The Tank Lords by David Drake

The gout of stripped atoms lasted only a fraction of a second. Warmonger’s hull, empty as the shell of a fossil tortoise, continued to blaze white.

The Yokel tank, its cannon nodding for further prey, squealed past the wreckage.

Suilin’s tribarrel was still pointed to cover the car’s rear quadrant. Cooter’s burst splashed upwards from the tank’s glacis plate, blasting collops from the sheath and ceramic core.

Before the tribarrel could penetrate the armor at its point of greatest thickness, the tank’s 60mm gun cracked out a three-round clip. Dick Suilin’s world went red with a crash that struck him like a falling anvil.

The impact knocked him forward. He couldn’t hear anything. The fighting compartment was brighter, because cannon shells had blown away the splinter shield overhead. The sun streamed down past the bare poles of plasma-withered trees.

The ready light over his tribarrel’s trigger no longer glowed green. Suilin rotated the switch the way Gale had demonstrated a lifetime earlier. The metal felt cool on his fingertips.

The cannon’s muzzle began to recoil behind a soundless yellow flash. Warmonger shuddered as Suilin’s thumbs pressed his butterfly trigger. Cyan bolts roiled the bottle-shaped flare of unburned powder, then carved the mantlet before the 60mm gun could cycle to battery and fire again.

Steel blazed, sucked inward, and blew apart like a bomb as the tank’s ready ammunition detonated.

Suilin’s tribarrel stopped firing. His thumbs were still locked on the trigger. A stream of congealed plastic drooled out of the ejection port. The molten cases had built up until they jammed the system.

The hull of the vehicle Dick Suilin had destroyed was burning brightly. Another tank crawled around it. The Consie on the second tank’s turret was mouthing orders down the open hatch.

The long cannon swung toward Flamethrower.

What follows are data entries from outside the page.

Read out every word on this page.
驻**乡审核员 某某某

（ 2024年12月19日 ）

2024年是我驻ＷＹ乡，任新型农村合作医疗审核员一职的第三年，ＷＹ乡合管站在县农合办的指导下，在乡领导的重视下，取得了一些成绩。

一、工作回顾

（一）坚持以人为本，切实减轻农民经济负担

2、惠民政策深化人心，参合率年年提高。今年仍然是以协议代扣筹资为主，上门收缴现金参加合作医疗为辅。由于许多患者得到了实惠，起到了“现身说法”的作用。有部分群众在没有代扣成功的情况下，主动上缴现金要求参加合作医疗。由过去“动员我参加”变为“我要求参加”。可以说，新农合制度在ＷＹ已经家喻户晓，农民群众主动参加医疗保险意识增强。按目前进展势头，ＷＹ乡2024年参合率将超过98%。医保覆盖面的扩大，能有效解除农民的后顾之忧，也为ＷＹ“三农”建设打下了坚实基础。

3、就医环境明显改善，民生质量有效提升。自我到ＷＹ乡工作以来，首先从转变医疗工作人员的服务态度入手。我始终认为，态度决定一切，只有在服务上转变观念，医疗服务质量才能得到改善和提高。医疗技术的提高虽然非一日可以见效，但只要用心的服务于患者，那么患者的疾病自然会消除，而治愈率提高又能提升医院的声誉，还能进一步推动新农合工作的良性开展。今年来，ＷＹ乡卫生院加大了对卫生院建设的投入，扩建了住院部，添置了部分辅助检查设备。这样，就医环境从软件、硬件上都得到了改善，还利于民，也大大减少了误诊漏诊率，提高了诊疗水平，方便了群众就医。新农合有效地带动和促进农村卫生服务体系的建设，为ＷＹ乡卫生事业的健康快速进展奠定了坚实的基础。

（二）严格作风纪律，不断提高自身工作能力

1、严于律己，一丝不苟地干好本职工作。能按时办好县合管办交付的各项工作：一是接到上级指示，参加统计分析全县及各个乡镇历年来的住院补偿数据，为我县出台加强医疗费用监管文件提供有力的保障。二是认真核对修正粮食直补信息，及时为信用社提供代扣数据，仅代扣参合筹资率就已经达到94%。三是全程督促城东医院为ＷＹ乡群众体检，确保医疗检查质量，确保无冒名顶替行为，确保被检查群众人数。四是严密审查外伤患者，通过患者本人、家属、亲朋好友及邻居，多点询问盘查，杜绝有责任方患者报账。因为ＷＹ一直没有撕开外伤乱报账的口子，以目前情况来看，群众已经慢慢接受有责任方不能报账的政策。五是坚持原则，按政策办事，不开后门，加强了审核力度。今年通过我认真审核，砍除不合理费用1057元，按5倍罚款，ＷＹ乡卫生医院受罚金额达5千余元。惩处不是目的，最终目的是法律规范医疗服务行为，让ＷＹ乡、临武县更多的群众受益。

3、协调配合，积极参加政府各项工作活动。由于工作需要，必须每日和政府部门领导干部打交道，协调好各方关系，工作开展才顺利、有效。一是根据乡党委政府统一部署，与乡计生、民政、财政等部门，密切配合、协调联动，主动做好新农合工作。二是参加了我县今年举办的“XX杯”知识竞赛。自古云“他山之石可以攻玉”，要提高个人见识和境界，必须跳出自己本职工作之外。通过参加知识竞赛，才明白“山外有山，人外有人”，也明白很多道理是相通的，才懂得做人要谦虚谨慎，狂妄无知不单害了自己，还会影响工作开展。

Lieutenant Cooter rose to his hands and knees on the floor of the fighting compartment. His helmet was gone. There was a streak of blood across the sweat-darkened blond of his hair. He shook himself like a bear surrounded by dogs.

Gale sprawled, halfway out of the fighting compartment. A high-explosive round had struck him between the shoulderblades. It was a tribute to the trooper’s ceramic body armor that one arm was still attached to what remained of his torso.

Suilin unslung his grenade launcher, aimed at the tank thirty meters away, and squeezed off. He couldn’t hear his weapon fire, but the butt thumped satisfyingly on his shoulder. His eye followed the missile on its flat arc to the face of the tank’s swivelling turret.

The grenades were dual purpose. Their cases were made of wire notched to fragment, but they were wrapped around a miniature shaped charge that could piece light armor.

Armor lighter than the frontal protection of a tank. The guerrilla flung his arms up and toppled, his chest clawed to ruins by shrapnel, but the turret face was only pitted.

The tank moved forward as it had to do so that as the turret rotated, the long gun would clear the burning wreckage of the sister vehicle.

Cooter dragged his body upright. He was still on his knees. The big man gripped the hull to either side of his tribarrel, blocking Suilin from any chance of using that weapon.

No time anyway. The reporter’s grenades burst on the turret, white sparks that gouged the armor but didn’t penetrate, couldn’t penetrate.

Two hits, three—not a hand’s breadth apart, remarkable rapid-fire shooting as the turret swung.

Suilin thought he could hear again, but the bitter crack of his grenades was lost in the howl of an oncoming storm. The ground shook and made the blasted trees shiver.

The last round in Suilin’s clip flashed against the armor as vainly as the four ahead of it. The cannon’s sixty-millimeter bore gaped toward Flamethrower like the gates of Hell.

Before the gun could fire, the great, gray bow of Blue Three rode downhill onto the rebel tank, scattering treeboles like matchwood.

The clang of impact seemed almost as loud to Dick Suilin as that of the shells ripping Flamethrower moments before. The Slammers’ tank, ten times the weight of the Yokel vehicle, scarcely slowed as it slid its victim sideways across the scarred forest.